An insurance policy is a contract between the parties and should be construed employing the general rules of interpretation of contracts set forth in the Louisiana Civil

Code. Reynolds v. Select Properties, Ltd., 93–1480 (La.4/11/94), 634 So.2d 1180, 1183. Words and phrases used in a policy are to be construed using their plain, ordinary, and generally prevailing meaning, unless the words have acquired a technical meaning. See LSA–C.C. art. 2047. An insurance policy should not be interpreted in an unreasonable or a strained manner so as to enlarge or to restrict its provisions beyond what is reasonably contemplated by its terms or so as to achieve an absurd conclusion. Reynolds, 634 So.2d at 1183. Where the language in the policy is clear, unambiguous, and expressive of the intent of the parties, the agreement must be enforced as written. See LSA–C.C. art. 2046; Lewis v. Jabbar, 08–1051 (La.App. 1st Cir.1/12/09), 5 So.3d 250, 255.

The purpose of liability insurance is to afford the insured protection for damage claims. Policies, therefore, should be construed to effect, and not to deny, coverage. Thus, a provision that seeks to narrow the insurer's obligation is strictly construed against the insurer, and if the language of the exclusion is subject to two or more reasonable interpretations, the interpretation that favors coverage must be applied. Reynolds, 634 So.2d at 1183. Nevertheless, subject to the above rules of interpretation, insurance companies have the right to limit coverage in any manner they desire, so long as the limitations do not conflict with statutory provisions or public policy. Id. The rule of strict construction does not authorize a perversion of language or the exercise of inventive powers for the purpose of creating an ambiguity where none exists. Nor does it authorize courts to alter the terms of policies under the guise of contractual interpretation when the policy provisions are couched in unambiguous language. Doiron v. Louisiana Farm Bureau Mut. Ins. Co., 98–2818 (La.App. 1st Cir.2/18/00), 753 So.2d 357, 363.

DISCUSSION

This court must determine if a genuine issue of material fact remains as to whether any of the American Safety policies was triggered by an event of termite infestation or damage during their respective policy periods. The “trigger” of coverage

is the event or condition that determines whether a policy responds to a specific claim. Cole v. Celotex, 599 So.2d 1058, 1075 n. 50 (La.1992). The determination of when coverage for a loss is triggered by an event should not be made without initial analysis of the policy language, as the policy expresses the parties' mutual intent, and its language determines the operative conditions upon which the insurer's obligation to indemnify the insured is based. Mangerchine v. Reaves, 10–1052 (La.App. 1st Cir.3/25/11), 63 So.3d 1049, 1055.
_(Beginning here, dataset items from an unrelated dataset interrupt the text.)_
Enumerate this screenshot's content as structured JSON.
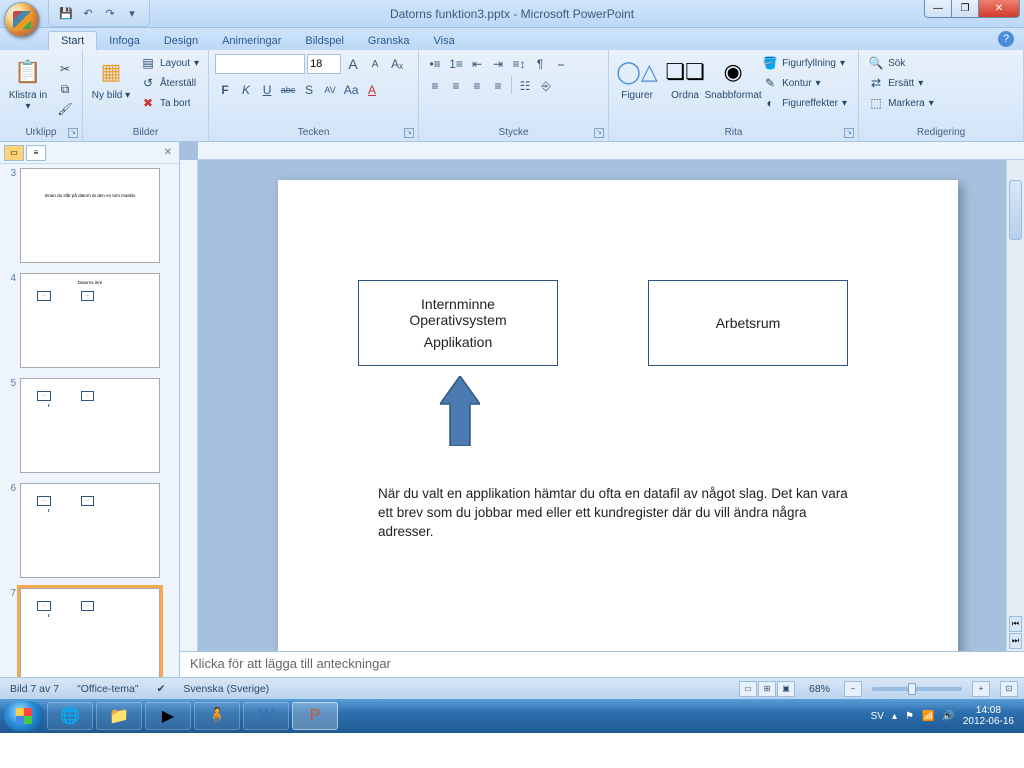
{
  "title": "Datorns funktion3.pptx - Microsoft PowerPoint",
  "qat": {
    "save": "💾",
    "undo": "↶",
    "redo": "↷",
    "more": "▾"
  },
  "win": {
    "min": "—",
    "max": "❐",
    "close": "✕"
  },
  "tabs": [
    "Start",
    "Infoga",
    "Design",
    "Animeringar",
    "Bildspel",
    "Granska",
    "Visa"
  ],
  "ribbon": {
    "clipboard": {
      "label": "Urklipp",
      "paste": "Klistra in",
      "paste_more": "▾"
    },
    "slides": {
      "label": "Bilder",
      "new": "Ny bild",
      "new_more": "▾",
      "layout": "Layout",
      "reset": "Återställ",
      "delete": "Ta bort"
    },
    "font": {
      "label": "Tecken",
      "name": "",
      "size": "18",
      "grow": "A",
      "shrink": "A",
      "clear": "Aₓ",
      "bold": "F",
      "italic": "K",
      "underline": "U",
      "strike": "abc",
      "shadow": "S",
      "spacing": "AV",
      "case": "Aa",
      "color": "A"
    },
    "para": {
      "label": "Stycke",
      "bullets": "•≡",
      "numbers": "1≡",
      "indent_out": "⇤",
      "indent_in": "⇥",
      "linesp": "≡↕",
      "dir": "¶",
      "left": "≡",
      "center": "≡",
      "right": "≡",
      "just": "≡",
      "cols": "☷",
      "align": "⎯",
      "smart": "⎆"
    },
    "draw": {
      "label": "Rita",
      "shapes": "Figurer",
      "arrange": "Ordna",
      "quick": "Snabbformat",
      "fill": "Figurfyllning",
      "outline": "Kontur",
      "effects": "Figureffekter"
    },
    "edit": {
      "label": "Redigering",
      "find": "Sök",
      "replace": "Ersätt",
      "select": "Markera"
    }
  },
  "panel": {
    "close": "✕"
  },
  "thumbs": [
    {
      "num": "3",
      "title": "Innan du slår på datorn är den en tom maskin"
    },
    {
      "num": "4",
      "title": "Datorns inre"
    },
    {
      "num": "5",
      "title": ""
    },
    {
      "num": "6",
      "title": ""
    },
    {
      "num": "7",
      "title": ""
    }
  ],
  "slide": {
    "box1_l1": "Internminne",
    "box1_l2": "Operativsystem",
    "box1_l3": "Applikation",
    "box2": "Arbetsrum",
    "para": "När du valt en applikation hämtar du ofta en datafil av något slag. Det kan vara ett brev som du jobbar med eller ett kundregister där du vill ändra några adresser."
  },
  "notes_placeholder": "Klicka för att lägga till anteckningar",
  "status": {
    "slide": "Bild 7 av 7",
    "theme": "\"Office-tema\"",
    "lang": "Svenska (Sverige)",
    "zoom": "68%"
  },
  "tray": {
    "lang": "SV",
    "time": "14:08",
    "date": "2012-06-16"
  }
}
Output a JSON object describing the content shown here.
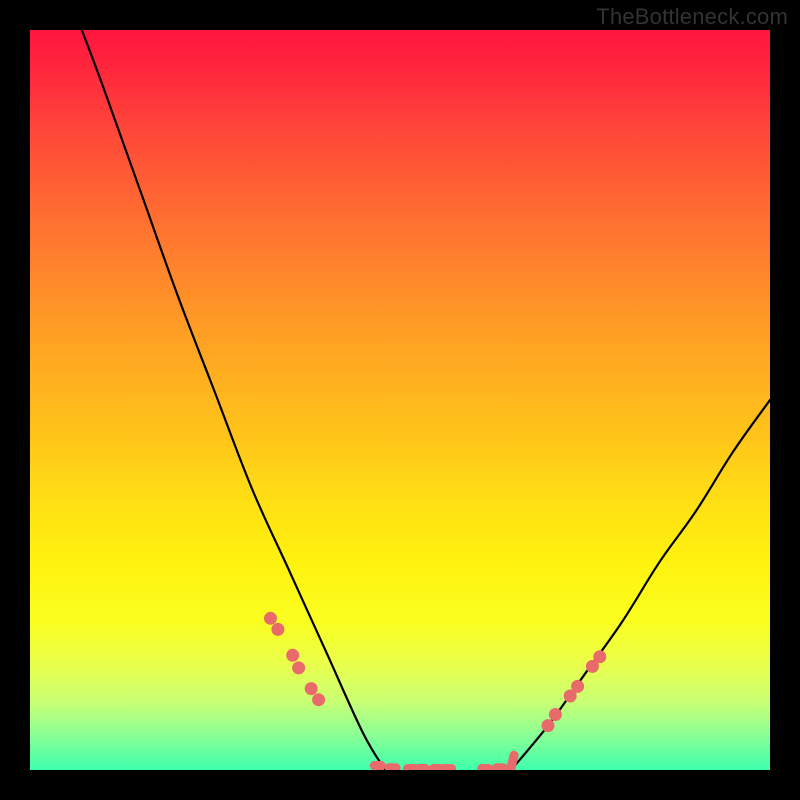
{
  "watermark": "TheBottleneck.com",
  "colors": {
    "page_bg": "#000000",
    "watermark_text": "#333333",
    "curve_stroke": "#000000",
    "marker_fill": "#e96a6a",
    "gradient_top": "#ff153f",
    "gradient_bottom": "#3effad"
  },
  "chart_data": {
    "type": "line",
    "title": "",
    "xlabel": "",
    "ylabel": "",
    "xlim": [
      0,
      100
    ],
    "ylim": [
      0,
      100
    ],
    "grid": false,
    "description": "V-shaped bottleneck curve over vertical rainbow gradient; minimum (zero bottleneck) region near x≈48–65, left branch reaches y≈100 at x≈7, right branch reaches y≈50 at x≈100.",
    "series": [
      {
        "name": "bottleneck-curve-left",
        "x": [
          7,
          10,
          15,
          20,
          25,
          30,
          35,
          40,
          45,
          48
        ],
        "y": [
          100,
          92,
          78,
          64,
          51,
          38,
          27,
          16,
          5,
          0
        ]
      },
      {
        "name": "bottleneck-curve-right",
        "x": [
          65,
          70,
          75,
          80,
          85,
          90,
          95,
          100
        ],
        "y": [
          0,
          6,
          13,
          20,
          28,
          35,
          43,
          50
        ]
      }
    ],
    "markers_left": [
      {
        "x": 32.5,
        "y": 20.5
      },
      {
        "x": 33.5,
        "y": 19.0
      },
      {
        "x": 35.5,
        "y": 15.5
      },
      {
        "x": 36.3,
        "y": 13.8
      },
      {
        "x": 38.0,
        "y": 11.0
      },
      {
        "x": 39.0,
        "y": 9.5
      }
    ],
    "markers_bottom": [
      {
        "x": 47.0,
        "y": 0.6
      },
      {
        "x": 49.0,
        "y": 0.3
      },
      {
        "x": 51.5,
        "y": 0.2
      },
      {
        "x": 53.0,
        "y": 0.2
      },
      {
        "x": 55.0,
        "y": 0.2
      },
      {
        "x": 56.5,
        "y": 0.2
      },
      {
        "x": 61.5,
        "y": 0.2
      },
      {
        "x": 63.5,
        "y": 0.3
      }
    ],
    "hook_end": {
      "x": 65.0,
      "y0": 0.3,
      "y1": 2.0
    },
    "markers_right": [
      {
        "x": 70.0,
        "y": 6.0
      },
      {
        "x": 71.0,
        "y": 7.5
      },
      {
        "x": 73.0,
        "y": 10.0
      },
      {
        "x": 74.0,
        "y": 11.3
      },
      {
        "x": 76.0,
        "y": 14.0
      },
      {
        "x": 77.0,
        "y": 15.3
      }
    ]
  }
}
It is undisputed that American Safety provided insurance coverage to DA Exterminating pursuant to four separate CGL policies that extended coverage in one-year intervals from November 8, 2003, to November 8, 2007. American Safety attached certified copies of the relevant insurance policies to the memorandum in support of its motion for summary judgment. The insuring agreement of each of the policies provided, in pertinent part: SECTION I—COVERAGES

COVERAGE A. BODILY INJURY AND PROPERTY DAMAGE LIABILITY

1. Insuring Agreement

a. We will pay those sums that any insured becomes legally obligated to pay as damages because of “bodily injury” or “property damage” to which this insurance applies. We will have the right and duty to defend any “suit” seeking damages. But:

(1) The amount we will pay for damages is limited as described in LIMITS OF INSURANCE (SECTION III); and

(2) Our right and duty to defend end[s] when we have used up the applicable limit of insurance in the payment of judgments or settlements under Coverages A or B or medical expenses under Coverage C, or any other “claim related costs”.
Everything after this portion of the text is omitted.